Universal background checks and banning high-capacity magazines won’t change much
First, huge numbers of high-capacity magazines are already in circulation. Under the last ban, the price went up, but they were still available, and more have been made and sold since. Even if sales of existing magazines are forbidden, they’ll still exist, and change hands quietly. That is, aside from the ones that people are already manufacturing on hobbyist 3D printers or in metal shops. Getting existing magazines out of circulation is a non-starter, since nobody knows where they are and most owners are unlikely to surrender them when keeping the things is essentially a risk-free enterprise.

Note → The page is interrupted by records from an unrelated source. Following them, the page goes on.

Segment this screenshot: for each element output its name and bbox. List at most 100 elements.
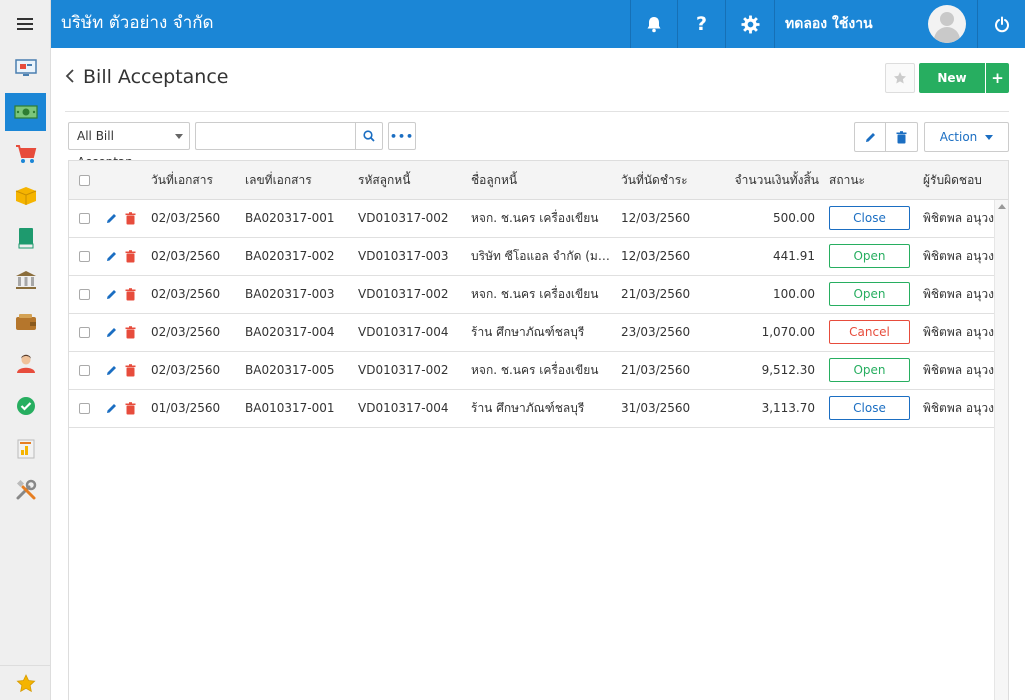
header-doc-date[interactable]: วันที่เอกสาร [151, 173, 213, 187]
status-badge[interactable]: Open [829, 244, 910, 268]
data-table: วันที่เอกสาร เลขที่เอกสาร รหัสลูกหนี้ ชื… [68, 160, 1009, 700]
notification-button[interactable] [630, 0, 677, 48]
sidebar-item-report[interactable] [5, 429, 46, 467]
cell-debtor-code: VD010317-003 [358, 249, 449, 263]
cell-total: 500.00 [773, 211, 815, 225]
menu-button[interactable] [0, 0, 51, 48]
header-debtor-code[interactable]: รหัสลูกหนี้ [358, 173, 411, 187]
cell-total: 1,070.00 [761, 325, 815, 339]
search-button[interactable] [355, 122, 383, 150]
avatar[interactable] [928, 5, 966, 43]
sidebar-favorites[interactable] [0, 665, 51, 700]
cell-debtor-name: หจก. ช.นคร เครื่องเขียน [471, 363, 599, 377]
row-checkbox[interactable] [79, 365, 90, 376]
help-button[interactable]: ? [677, 0, 725, 48]
row-delete-button[interactable] [125, 326, 136, 342]
edit-button[interactable] [854, 122, 886, 152]
logout-button[interactable] [977, 0, 1025, 48]
sidebar-item-bank[interactable] [5, 261, 46, 299]
sidebar-item-purchase[interactable] [5, 135, 46, 173]
cell-due-date: 31/03/2560 [621, 401, 691, 415]
more-options-button[interactable]: ••• [388, 122, 416, 150]
company-name: บริษัท ตัวอย่าง จำกัด [61, 13, 214, 33]
row-delete-button[interactable] [125, 250, 136, 266]
favorite-button[interactable] [885, 63, 915, 93]
row-checkbox[interactable] [79, 251, 90, 262]
row-edit-button[interactable] [105, 402, 118, 418]
row-checkbox[interactable] [79, 289, 90, 300]
wallet-icon [15, 314, 36, 330]
money-icon [13, 105, 38, 119]
select-all-checkbox[interactable] [79, 175, 90, 186]
header-responsible[interactable]: ผู้รับผิดชอบ [923, 173, 982, 187]
table-scrollbar[interactable] [994, 200, 1008, 700]
row-delete-button[interactable] [125, 288, 136, 304]
caret-down-icon [985, 134, 994, 140]
status-badge[interactable]: Open [829, 282, 910, 306]
row-edit-button[interactable] [105, 288, 118, 304]
row-delete-button[interactable] [125, 212, 136, 228]
trash-icon [125, 250, 136, 263]
row-edit-button[interactable] [105, 326, 118, 342]
table-row[interactable]: 02/03/2560 BA020317-001 VD010317-002 หจก. ช… [69, 200, 994, 238]
header-doc-no[interactable]: เลขที่เอกสาร [245, 173, 312, 187]
row-delete-button[interactable] [125, 402, 136, 418]
sidebar-item-hr[interactable] [5, 345, 46, 383]
cell-debtor-name: ร้าน ศึกษาภัณฑ์ชลบุรี [471, 401, 585, 415]
table-row[interactable]: 02/03/2560 BA020317-002 VD010317-003 บริษัท… [69, 238, 994, 276]
trash-icon [125, 288, 136, 301]
back-button[interactable] [65, 67, 75, 88]
add-button[interactable]: + [986, 63, 1009, 93]
cell-debtor-name: หจก. ช.นคร เครื่องเขียน [471, 211, 599, 225]
sidebar-item-accounting[interactable] [5, 219, 46, 257]
scroll-up-icon[interactable] [998, 204, 1006, 209]
book-icon [18, 228, 33, 249]
row-checkbox[interactable] [79, 327, 90, 338]
sidebar-item-approve[interactable] [5, 387, 46, 425]
cell-doc-date: 02/03/2560 [151, 249, 221, 263]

Which is the same problem faced by the “universal background checks” Biden insists are part of the emerging consensus he perceives among the people who already agree with him. The background check brainstorm is a bone thrown to people who heard somewhere about a “gun show loophole” — not realizing that most private owners can sell free of paperwork requirements anywhere, in the majority of states, while commercial dealers have to do background checks, even at gun shows. Americans own an estimated 270 million firearms (PDF), most of them unregistered. Even records in those few states that require some sort of registration are compromised by the fact that owners move out of state, or in-state from elsewhere, and the lists become inaccurate and unreliable over time. A gun owner in New Jersey, for instance, where multiple levels of paperwork are maintained, could move to bureaucracy-free Arizona, then move back to Trenton (for reasons I could never fathom) and plausibly deny still owning any of the guns the state of New Jersey meticulously recorded.